Abaixo citamos mais alguns links:
SPDM reduz atendimento em hospital por conta própria
SPDM sairá da gestão do SAMU; bebê morreu após espera de mais de 15 horas
Tribunal de Contas aponta mais irregularidades em hospital alvo da máfia da saúde
Fiscalização do TCE -SP constata diversas irregularidades em hospitais terceirizados
OSs EM SANTOS: SPDM DEIXA UPA DA Z. NOROESTE SEM PEDIATRA
SPDM: JUDICIÁRIO CONDENA HOSPITAL IRMÃ DULCE POR NÃO GARANTIR SEGURANÇA SANITÁRIA
MÉDICO DA SPDM É ACUSADO DE AGREDIR CRIANÇA DE 8 ANOS NA UPA DE PRAIA GRANDE
JUDICIÁRIO DO TRABALHO FECHA O CERCO CONTRA SPDM POR FALHAS NO IRMÃ DULCE
UPA DA ZONA NOROESTE ERRA EM DIAGNÓSTICO E GERA SOFRIMENTO DESNECESSÁRIO A PACIENTE
Modelo de Organizações Sociais
Terceirizar os serviços é fragilizar as políticas públicas, colocar a população em risco e desperdiçar recursos valiosos com ineficiência, má administração ou até má fé de entidades privadas.
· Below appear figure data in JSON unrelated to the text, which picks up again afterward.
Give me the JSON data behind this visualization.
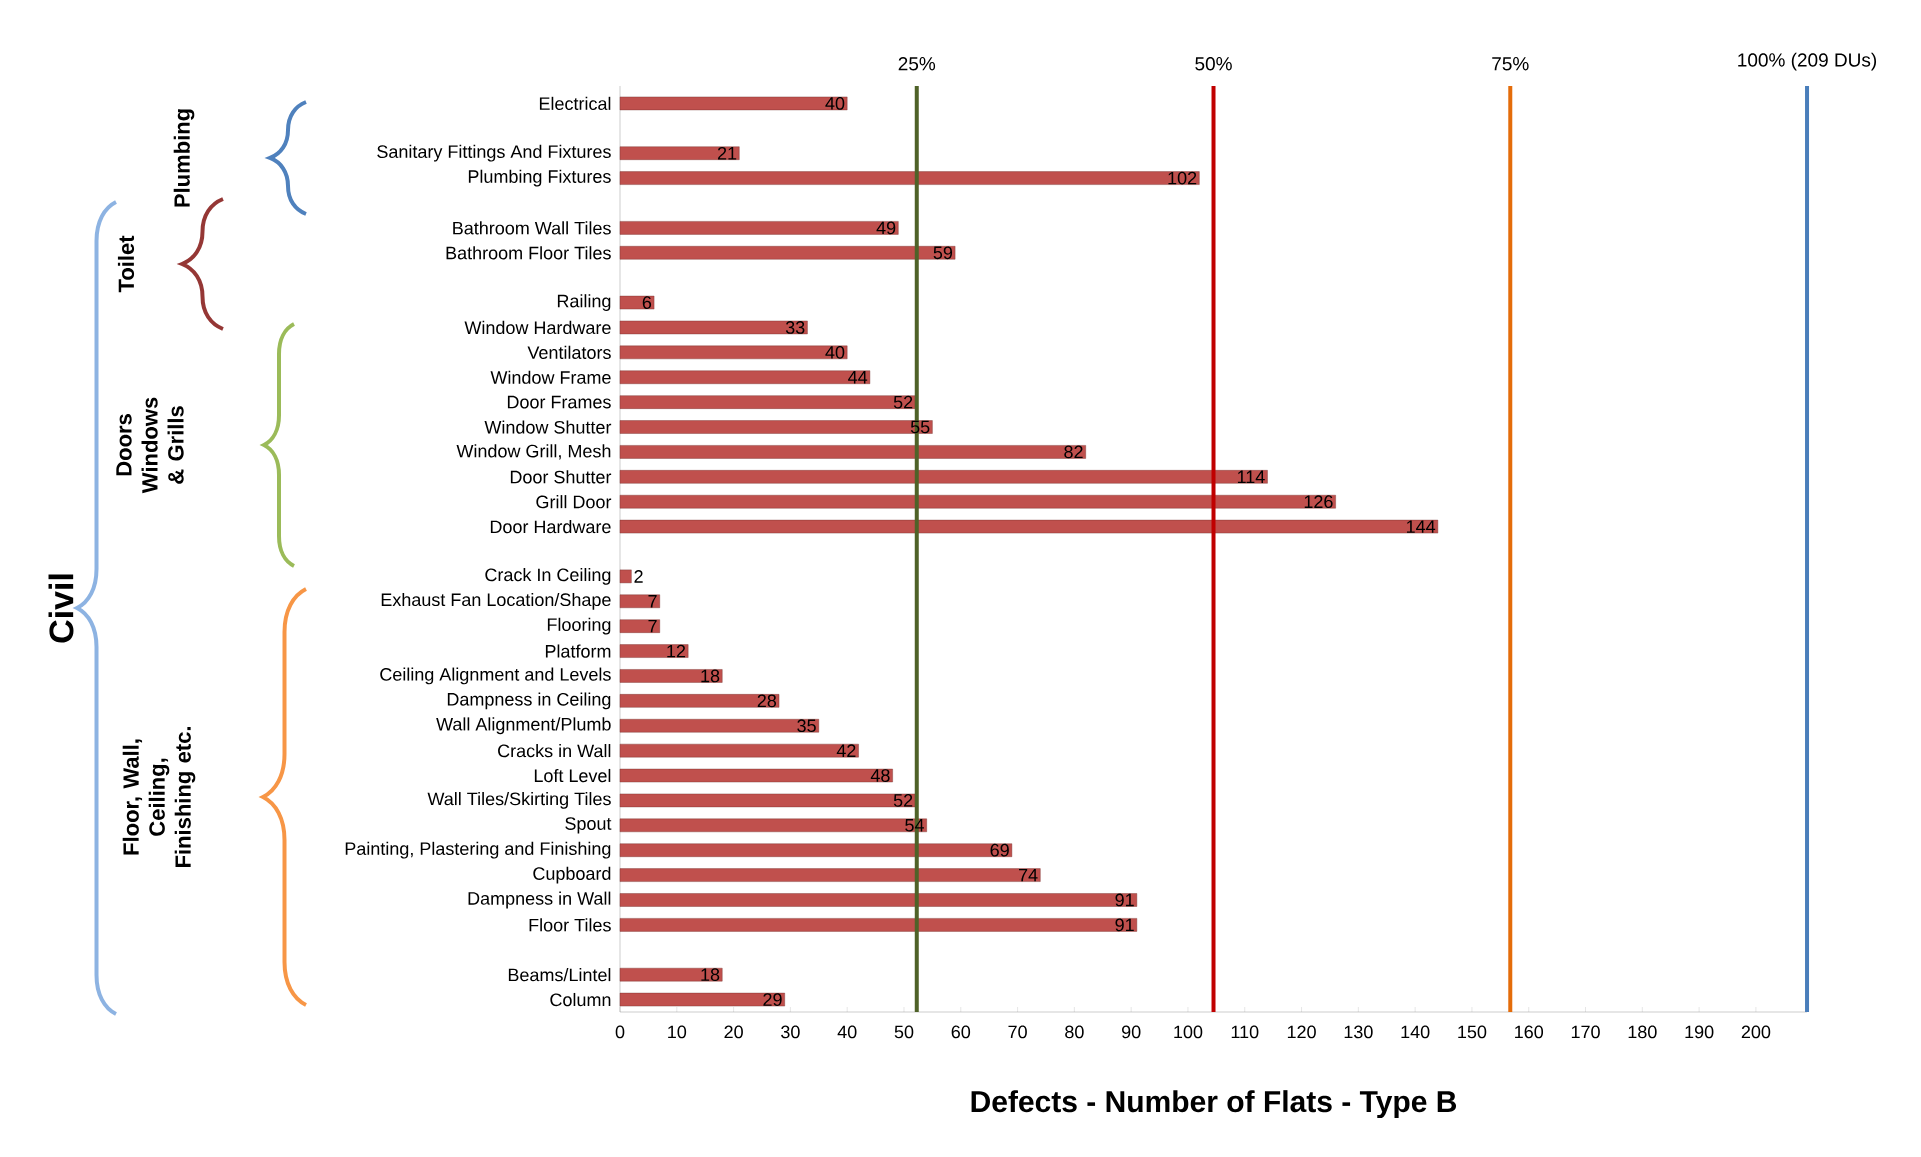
{
  "chart_data": {
    "type": "bar",
    "orientation": "horizontal",
    "categories": [
      "Electrical",
      null,
      "Sanitary Fittings  And Fixtures",
      "Plumbing Fixtures",
      null,
      "Bathroom Wall  Tiles",
      "Bathroom Floor Tiles",
      null,
      "Railing",
      "Window Hardware",
      "Ventilators",
      "Window Frame",
      "Door Frames",
      "Window Shutter",
      "Window Grill, Mesh",
      "Door Shutter",
      "Grill Door",
      "Door Hardware",
      null,
      "Crack In Ceiling",
      "Exhaust Fan  Location/Shape",
      "Flooring",
      "Platform",
      "Ceiling Alignment and Levels",
      "Dampness in Ceiling",
      "Wall Alignment/Plumb",
      "Cracks in Wall",
      "Loft Level",
      "Wall Tiles/Skirting Tiles",
      "Spout",
      "Painting, Plastering and Finishing",
      "Cupboard",
      "Dampness in Wall",
      "Floor Tiles",
      null,
      "Beams/Lintel",
      "Column"
    ],
    "values": [
      40,
      null,
      21,
      102,
      null,
      49,
      59,
      null,
      6,
      33,
      40,
      44,
      52,
      55,
      82,
      114,
      126,
      144,
      null,
      2,
      7,
      7,
      12,
      18,
      28,
      35,
      42,
      48,
      52,
      54,
      69,
      74,
      91,
      91,
      null,
      18,
      29
    ],
    "color": "#c0504d",
    "data_labels": true,
    "xlim": [
      0,
      209
    ],
    "xticks": [
      0,
      10,
      20,
      30,
      40,
      50,
      60,
      70,
      80,
      90,
      100,
      110,
      120,
      130,
      140,
      150,
      160,
      170,
      180,
      190,
      200
    ],
    "xlabel": "Defects - Number of Flats - Type B",
    "ref_lines": [
      {
        "axis": "x",
        "value": 52.25,
        "color": "#4f6228"
      },
      {
        "axis": "x",
        "value": 104.5,
        "color": "#c00000"
      },
      {
        "axis": "x",
        "value": 156.75,
        "color": "#e46c0a"
      },
      {
        "axis": "x",
        "value": 209,
        "color": "#4a7ebb"
      }
    ],
    "annotations": [
      "Plumbing",
      "Toilet",
      "Doors Windows & Grills",
      "Floor, Wall, Ceiling, Finishing etc.",
      "Civil",
      "25%",
      "50%",
      "75%",
      "100% (209 DUs)"
    ]
  }
}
Disfarçadas sob uma expressão que esconde sua verdadeira natureza, as OSs, organizações da sociedade civil (OSCs) e oscips e não passam de empresas privadas, que substituem a administração pública e a contratação de profissionais pelo Estado. Várias possuem histórico de investigações e processos envolvendo fraudes, desvios e outros tipos de crimes. No setor da saúde, essas “entidades”, quando não são instrumentos para corrupção com dinheiro público, servem como puro mecanismo para a terceirização dos serviços, o que resulta invariavelmente na redução dos salários e de direitos.
Embora seja mais visível na Saúde, isso ocorre em todas as áreas da administração pública, como Educação, Cultura e Assistência Social. O saldo para a sociedade é a má qualidade do atendimento, o desmonte do SUS, das demais políticas públicas e, pior ainda: o risco às vidas.
Todos estes anos de subfinanciamento do SUS e demais serviços essenciais, de desmantelamento dos direitos sociais, de aumento da exploração, acirramento da crise social, econômica e sanitária são reflexos de um modo de produção que visa apenas obter lucros e rentabilidade para os capitais. Mercantiliza, precariza e descarta a vida humana, sobretudo dos trabalhadores. O modelo de gestão por meio das Organizações Sociais e entidades afins é uma importante peça desta lógica nefasta e por isso deve ser combatido.
Não à Terceirização e Privatização dos serviços públicos!